Tuesday, May 23, 2006

Kafka Goes to College

The Wife wants to take a few one-day, non-credit summer classes at my cc. She has taken a few of these before, and has enjoyed them tremendously. The free-tuition-for-spouses employee benefit is nothing to sneeze at.

In the past, my secretary pushed through some of the paperwork, and I walked the rest to the relevant offices. It wasn’t elegant, but it worked. This time around, I decided to test the student experience myself, and personally walk everything through, just like any other student.

Wow.

Start with the terminology. What everybody on campus calls the ‘registrar’s office’ is intuitively labeled ‘records and registration.’ Then, what everybody calls the ‘cashier’s window’ is even-more-intuitively labeled the ‘Bursar’s Office.’ (It isn’t quite as archaic as, say, ‘exchequer,’ but it’s close.)

The registrar’s office was fine. The line at the Bursar’s was longer, but didn’t look forbidding. Then I saw it in action.

Every single student had some major issue. We don’t take that credit card; the Stafford loans get disbursed after the late fee deadline; you have to get a form from Admissions first; you have to get an advisor’s signature first. (I know that because everything was clearly audible in line, which raises some fairly obvious privacy issues.) There wasn’t a straightforward transaction in the bunch. Each one took far longer than it should have, and I finally walked away in disgust after twenty minutes of the line not moving. The cashiers could be described as Buddha-like in their calm, their pace, and their preternatural lack of urgency.

Undeterred, I decided to try my luck paying online. I’ve spent the last few years hearing about the glories of online registration, so I figured online would be faster than in-line. Nope. It took several minutes just to find the link to pay online; then I needed her student number (check), which prompted me for a password, which had to be obtained manually from the help desk during regular business hours.
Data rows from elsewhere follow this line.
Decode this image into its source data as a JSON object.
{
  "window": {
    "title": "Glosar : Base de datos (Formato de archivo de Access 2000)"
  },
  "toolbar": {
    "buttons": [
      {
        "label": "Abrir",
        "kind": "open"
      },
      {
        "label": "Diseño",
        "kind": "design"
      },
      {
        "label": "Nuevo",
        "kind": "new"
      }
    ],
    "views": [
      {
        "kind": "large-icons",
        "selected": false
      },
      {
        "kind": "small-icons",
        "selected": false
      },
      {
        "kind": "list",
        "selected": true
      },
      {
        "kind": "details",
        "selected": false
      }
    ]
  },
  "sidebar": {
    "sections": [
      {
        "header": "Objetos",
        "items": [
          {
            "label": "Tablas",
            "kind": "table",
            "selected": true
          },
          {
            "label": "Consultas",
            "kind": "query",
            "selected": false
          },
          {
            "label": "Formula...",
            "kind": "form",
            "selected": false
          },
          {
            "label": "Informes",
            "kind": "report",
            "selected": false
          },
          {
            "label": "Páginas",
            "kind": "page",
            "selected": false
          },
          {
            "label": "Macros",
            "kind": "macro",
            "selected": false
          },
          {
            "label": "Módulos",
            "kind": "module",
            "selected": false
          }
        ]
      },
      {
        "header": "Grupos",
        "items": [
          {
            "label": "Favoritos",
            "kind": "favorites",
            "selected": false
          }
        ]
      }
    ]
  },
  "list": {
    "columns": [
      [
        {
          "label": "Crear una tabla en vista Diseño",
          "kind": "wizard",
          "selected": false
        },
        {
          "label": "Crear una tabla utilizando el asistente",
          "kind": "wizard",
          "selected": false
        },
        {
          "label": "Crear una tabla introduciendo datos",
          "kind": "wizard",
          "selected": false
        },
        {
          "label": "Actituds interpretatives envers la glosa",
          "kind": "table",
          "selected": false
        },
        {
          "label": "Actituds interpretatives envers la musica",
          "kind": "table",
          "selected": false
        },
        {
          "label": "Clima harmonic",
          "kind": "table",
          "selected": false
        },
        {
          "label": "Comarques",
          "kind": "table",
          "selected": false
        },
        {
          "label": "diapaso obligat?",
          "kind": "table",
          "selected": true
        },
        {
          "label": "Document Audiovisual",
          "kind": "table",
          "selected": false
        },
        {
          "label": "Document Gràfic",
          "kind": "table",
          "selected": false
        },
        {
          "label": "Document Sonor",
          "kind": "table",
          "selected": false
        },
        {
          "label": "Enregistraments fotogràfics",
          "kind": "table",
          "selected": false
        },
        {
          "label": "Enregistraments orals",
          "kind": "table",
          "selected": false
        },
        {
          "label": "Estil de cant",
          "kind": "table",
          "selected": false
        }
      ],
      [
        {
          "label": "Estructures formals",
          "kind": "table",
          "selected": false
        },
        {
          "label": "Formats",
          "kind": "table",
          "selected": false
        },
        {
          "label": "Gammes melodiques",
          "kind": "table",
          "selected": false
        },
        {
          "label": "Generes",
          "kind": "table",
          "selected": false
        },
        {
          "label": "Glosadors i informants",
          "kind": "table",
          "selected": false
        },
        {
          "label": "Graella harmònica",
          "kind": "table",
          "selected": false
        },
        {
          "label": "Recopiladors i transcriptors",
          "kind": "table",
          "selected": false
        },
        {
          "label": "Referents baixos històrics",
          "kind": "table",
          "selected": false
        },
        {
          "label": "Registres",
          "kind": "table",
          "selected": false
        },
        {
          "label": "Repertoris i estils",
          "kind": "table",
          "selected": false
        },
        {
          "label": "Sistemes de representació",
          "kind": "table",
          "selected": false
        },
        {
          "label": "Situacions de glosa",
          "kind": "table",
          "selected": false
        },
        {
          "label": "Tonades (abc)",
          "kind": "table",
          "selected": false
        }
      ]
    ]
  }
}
I’m beginning to see a pattern here.

Might there be a connection between indifferent or negligent customer service and shaky enrollment? Might students who don’t know the ropes and are already intimidated simply throw up their hands in disgust and walk away?

Unbelievable.

Lucky for me, I got her a parking sticker when I started working here. There’s no telling how hellacious that process might be. And we don’t have to deal with financial aid or buying books.

From my days at the old for-profit, I know this isn’t unique to the public sector. Even the major for-profit college (you’ve heard of it) had a Byzantine and self-defeating process for registration and payment; students were constantly getting deleted for non-payment due to delays in financial aid (and their seats in full classes getting taken by others in the interim), or being blocked from registration due to phantom ‘holds,’ or, in one memorable semester, issued ‘dismissal’ letters two days after graduating. (The phone calls that week could charitably be described as ‘ugly.’) The logistics of registration defeated even a company with a profit motive to improve them.

We’re actually worse than the DMV now. There’s no excuse for that.

The only other sector where I’ve seen paperwork as daunting and stupid as this is health care. Nope, no cost issues there.

In olden times, I’m told, registration was carried out with index cards. (I remember literally penciling in my classes on gray index cards when I was in college. I’d drop them off at the registrar’s office, and that would be that.) Financial aid was always FUBAR, but I attributed that to government rules, rather than the college. Perhaps I was naïve.

It shouldn’t be that hard. It’s not like we’ve never registered students before. Why does this basic, fundamental process defeat bright minds?